The IWW began in the early 20th century as an ambitious attempt to unite international workers under one catchall, militant union. The group represented a utopian dream that spread from hobo jungles to slaughterhouses to anywhere workers felt exploited. Bird and Shaffer use archival footage, photographs, newspapers, and songs to tell the IWW's story. But mainly, they allow ancient IWW members to give an oral history through their own experiences. The filmmakers deliberately avoid polished academic talking-heads in favor of working men and women whose deeply lined faces say as much about the hard lives of unskilled workers as their sometimes rambling recollections do. Truth be told, the film could benefit from historians putting the union's struggles into a sharper historical context, but there's something noble about the film's insistence on telling a working-class story through working-class voices. And The Wobblies benefits from fascinating early anti-union animated shorts and a steady progression of union songs that convey laborers' hopes and aspirations with tuneful ditties that are all the more powerful for their forceful simplicity.

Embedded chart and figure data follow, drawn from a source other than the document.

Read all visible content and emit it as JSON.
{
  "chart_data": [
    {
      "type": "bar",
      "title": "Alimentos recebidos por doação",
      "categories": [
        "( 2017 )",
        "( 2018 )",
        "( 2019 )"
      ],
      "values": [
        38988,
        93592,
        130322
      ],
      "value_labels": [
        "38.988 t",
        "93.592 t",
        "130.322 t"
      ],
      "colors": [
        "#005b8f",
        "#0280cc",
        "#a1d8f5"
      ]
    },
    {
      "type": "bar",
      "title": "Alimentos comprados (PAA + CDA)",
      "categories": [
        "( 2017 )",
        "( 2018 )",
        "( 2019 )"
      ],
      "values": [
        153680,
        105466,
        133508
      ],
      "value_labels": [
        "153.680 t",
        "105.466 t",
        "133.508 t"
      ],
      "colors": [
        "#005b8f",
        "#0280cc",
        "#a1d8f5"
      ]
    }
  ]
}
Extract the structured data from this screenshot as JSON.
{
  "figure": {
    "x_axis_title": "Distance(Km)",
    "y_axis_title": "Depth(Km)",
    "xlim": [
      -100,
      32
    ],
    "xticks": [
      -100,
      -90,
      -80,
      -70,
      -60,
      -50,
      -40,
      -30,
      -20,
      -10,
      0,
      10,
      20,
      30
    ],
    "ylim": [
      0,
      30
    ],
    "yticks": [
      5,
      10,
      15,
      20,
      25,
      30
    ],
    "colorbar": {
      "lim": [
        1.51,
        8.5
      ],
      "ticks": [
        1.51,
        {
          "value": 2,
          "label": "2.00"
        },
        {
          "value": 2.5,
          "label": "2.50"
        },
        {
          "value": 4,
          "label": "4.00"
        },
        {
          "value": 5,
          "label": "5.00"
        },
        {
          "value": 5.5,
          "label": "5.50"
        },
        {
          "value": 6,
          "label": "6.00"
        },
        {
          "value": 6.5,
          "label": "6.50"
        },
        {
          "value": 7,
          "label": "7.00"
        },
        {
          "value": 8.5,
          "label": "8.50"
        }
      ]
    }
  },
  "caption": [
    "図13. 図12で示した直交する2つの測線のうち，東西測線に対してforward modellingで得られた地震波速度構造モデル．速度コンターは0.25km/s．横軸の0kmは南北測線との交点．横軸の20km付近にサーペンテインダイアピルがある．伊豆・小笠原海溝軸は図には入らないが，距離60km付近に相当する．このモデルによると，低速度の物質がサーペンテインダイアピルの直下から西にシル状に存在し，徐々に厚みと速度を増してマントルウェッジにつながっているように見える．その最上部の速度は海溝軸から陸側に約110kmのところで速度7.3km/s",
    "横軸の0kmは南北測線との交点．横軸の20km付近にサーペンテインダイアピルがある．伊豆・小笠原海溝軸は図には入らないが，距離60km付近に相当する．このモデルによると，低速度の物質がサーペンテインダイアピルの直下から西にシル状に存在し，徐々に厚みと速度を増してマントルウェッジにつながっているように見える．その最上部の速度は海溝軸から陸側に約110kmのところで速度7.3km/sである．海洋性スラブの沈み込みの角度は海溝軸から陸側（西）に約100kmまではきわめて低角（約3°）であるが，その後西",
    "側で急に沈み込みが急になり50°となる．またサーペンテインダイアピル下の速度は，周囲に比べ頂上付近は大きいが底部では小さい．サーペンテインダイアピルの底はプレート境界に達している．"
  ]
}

Sister Rose's Passion documents another idealist who toiled tirelessly to make the world a more just place. A 2005 Oscar nominee for Best Documentary Short, the film chronicles the life of Sister Rose Thering, an elderly nun who devoted her life to fighting anti-Semitism in the Catholic Church. Thering's logic was simple: If Catholics are called upon to love Jesus, and Jesus was a Jew, then why shouldn't Catholics love Jews as well? But sometimes the simplest of ideas can have historic consequences. Like The Wobblies, Passion treats truth as a blunt instrument of tremendous power.
Key features: Bonus interviews and IWW songs on Wobblies; interviews and outtakes on Passion.